9. Le lundi 24 janvier 2011 à 08:52, par aymeric

Damn! il va falloir que je lise aussi "le colosse de maroussi" ! (ca lui va bien, d'ailleurs, le mot "colosse"!)
j'aime bien cette idée de psyché ressemblant à des sables mouvants... J'ai parfois la sensation, pour ma part, d'etre une machine, mais les sables mouvants, c'est à peu près la même chose, en fin de compte

10. Le lundi 24 janvier 2011 à 16:54, par Beast Language

Il y a cette curiosité, aussi, "Crazy Cock", qui est comme une première ébauche de "Nexus", et lire les deux donne la mesure du chemin parcouru, entre ses premiers efforts (CC est son second roman, publié posthume) et, heum, sa "maturité" particulière (en termes de forme, s'entend).

Ouais, sables mouvants, propre à l'esprit vorace qui engloutit les choses... La situation inverse est plus déplaisante, quand on noircit des pages (ou l'écran) mais que l'esprit rappelle un citron pressé qui a rendu sa dernière goutte depuis un bout...

11. Le lundi 24 janvier 2011 à 18:37, par aymeric

"crazy cock", ca c'est du titre !! Philip Roth aurait pu l'utiliser aussi, non ? :)
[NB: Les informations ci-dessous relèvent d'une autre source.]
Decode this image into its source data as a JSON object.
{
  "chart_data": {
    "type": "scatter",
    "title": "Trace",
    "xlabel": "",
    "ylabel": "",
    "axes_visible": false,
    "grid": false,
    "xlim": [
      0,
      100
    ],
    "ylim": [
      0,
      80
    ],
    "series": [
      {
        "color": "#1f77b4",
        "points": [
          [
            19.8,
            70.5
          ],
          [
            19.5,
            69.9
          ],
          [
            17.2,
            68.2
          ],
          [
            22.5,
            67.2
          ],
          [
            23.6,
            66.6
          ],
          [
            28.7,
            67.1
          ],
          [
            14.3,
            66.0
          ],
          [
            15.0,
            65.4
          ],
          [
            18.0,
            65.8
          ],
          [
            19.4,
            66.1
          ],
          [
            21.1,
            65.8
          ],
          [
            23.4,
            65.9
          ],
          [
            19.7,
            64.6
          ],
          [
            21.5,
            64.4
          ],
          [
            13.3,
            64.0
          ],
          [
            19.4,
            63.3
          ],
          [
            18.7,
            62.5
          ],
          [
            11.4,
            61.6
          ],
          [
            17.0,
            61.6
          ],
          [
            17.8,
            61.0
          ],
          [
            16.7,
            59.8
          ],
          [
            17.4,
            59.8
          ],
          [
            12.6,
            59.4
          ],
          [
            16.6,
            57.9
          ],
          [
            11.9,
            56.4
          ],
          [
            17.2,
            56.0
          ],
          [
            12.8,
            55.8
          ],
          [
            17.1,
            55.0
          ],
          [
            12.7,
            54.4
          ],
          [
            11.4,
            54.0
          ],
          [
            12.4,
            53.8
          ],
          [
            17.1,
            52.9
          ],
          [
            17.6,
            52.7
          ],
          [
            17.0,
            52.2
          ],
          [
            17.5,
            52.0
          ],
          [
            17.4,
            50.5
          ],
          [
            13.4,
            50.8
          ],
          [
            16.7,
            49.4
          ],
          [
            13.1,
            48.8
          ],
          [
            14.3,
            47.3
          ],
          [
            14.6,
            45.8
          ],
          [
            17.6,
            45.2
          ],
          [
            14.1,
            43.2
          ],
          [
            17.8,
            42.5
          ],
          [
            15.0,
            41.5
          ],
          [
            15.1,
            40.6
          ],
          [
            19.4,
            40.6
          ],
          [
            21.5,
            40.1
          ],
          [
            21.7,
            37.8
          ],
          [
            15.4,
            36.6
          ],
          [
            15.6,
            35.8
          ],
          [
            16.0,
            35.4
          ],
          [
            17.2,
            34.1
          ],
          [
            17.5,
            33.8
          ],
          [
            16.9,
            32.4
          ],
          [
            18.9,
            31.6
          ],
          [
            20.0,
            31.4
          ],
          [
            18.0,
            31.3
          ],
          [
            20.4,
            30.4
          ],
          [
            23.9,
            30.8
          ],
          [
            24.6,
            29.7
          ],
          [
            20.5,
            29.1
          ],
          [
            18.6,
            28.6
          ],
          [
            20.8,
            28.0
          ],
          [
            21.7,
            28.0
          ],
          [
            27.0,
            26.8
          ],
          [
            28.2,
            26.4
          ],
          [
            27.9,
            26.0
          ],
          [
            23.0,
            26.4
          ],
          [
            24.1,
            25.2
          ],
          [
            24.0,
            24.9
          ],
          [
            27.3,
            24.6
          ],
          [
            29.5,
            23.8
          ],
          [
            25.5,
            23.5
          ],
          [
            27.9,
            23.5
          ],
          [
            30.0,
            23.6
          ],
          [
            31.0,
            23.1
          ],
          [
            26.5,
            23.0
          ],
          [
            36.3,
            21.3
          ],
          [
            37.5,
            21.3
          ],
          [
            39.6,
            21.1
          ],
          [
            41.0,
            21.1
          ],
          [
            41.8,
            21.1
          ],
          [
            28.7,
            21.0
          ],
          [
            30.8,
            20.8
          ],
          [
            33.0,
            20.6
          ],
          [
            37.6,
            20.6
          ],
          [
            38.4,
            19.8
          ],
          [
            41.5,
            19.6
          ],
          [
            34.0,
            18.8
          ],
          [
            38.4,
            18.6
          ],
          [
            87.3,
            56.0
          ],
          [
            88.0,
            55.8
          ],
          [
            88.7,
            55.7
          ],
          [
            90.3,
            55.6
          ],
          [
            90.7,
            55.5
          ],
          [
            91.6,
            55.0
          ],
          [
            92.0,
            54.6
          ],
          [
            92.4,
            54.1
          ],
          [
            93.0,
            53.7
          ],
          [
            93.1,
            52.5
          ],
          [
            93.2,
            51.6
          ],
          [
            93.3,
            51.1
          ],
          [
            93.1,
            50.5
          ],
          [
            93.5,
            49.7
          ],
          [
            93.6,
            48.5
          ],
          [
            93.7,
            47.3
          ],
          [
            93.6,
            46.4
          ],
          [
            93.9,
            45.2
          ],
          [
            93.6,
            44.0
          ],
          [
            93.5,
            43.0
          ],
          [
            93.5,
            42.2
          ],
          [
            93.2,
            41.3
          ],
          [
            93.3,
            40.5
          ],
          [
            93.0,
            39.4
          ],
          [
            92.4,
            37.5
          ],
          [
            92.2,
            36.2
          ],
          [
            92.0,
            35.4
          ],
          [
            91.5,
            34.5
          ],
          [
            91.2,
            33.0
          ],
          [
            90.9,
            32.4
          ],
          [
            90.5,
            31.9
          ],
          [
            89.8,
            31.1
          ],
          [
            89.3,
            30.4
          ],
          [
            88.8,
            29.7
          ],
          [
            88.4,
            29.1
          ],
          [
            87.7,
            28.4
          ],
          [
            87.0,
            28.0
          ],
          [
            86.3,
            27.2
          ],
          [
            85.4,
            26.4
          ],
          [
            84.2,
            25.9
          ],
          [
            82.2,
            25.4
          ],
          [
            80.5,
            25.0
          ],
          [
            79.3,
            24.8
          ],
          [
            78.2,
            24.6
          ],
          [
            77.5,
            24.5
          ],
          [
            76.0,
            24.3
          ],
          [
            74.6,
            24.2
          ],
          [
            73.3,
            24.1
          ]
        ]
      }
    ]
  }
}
belle image, encore une fois: le citron pressé... Quand on en arrive là, c est peut etre qu'on a oublié de le nourrir, cet esprit ? On veut lui faire cracher des choses, mais il faut qu'il dévore certaines autres avant !! En ce moment je suis dans une periode où je fais cracher bcp de choses à mon esprit, justement, tout en ressentant le fait que ces choses arriveront à se tarir si je ne trouve pas bientot un nouveau carburant ! D'une certaine manière, la littérature n'est pas un repli, mais une exigence à vivre !

12. Le lundi 24 janvier 2011 à 19:17, par Beast Language

«la littérature n'est pas un repli, mais une exigence à vivre», c'est très bien dit, ça. Je suis d'accord. Ça me préoccupe pareillement.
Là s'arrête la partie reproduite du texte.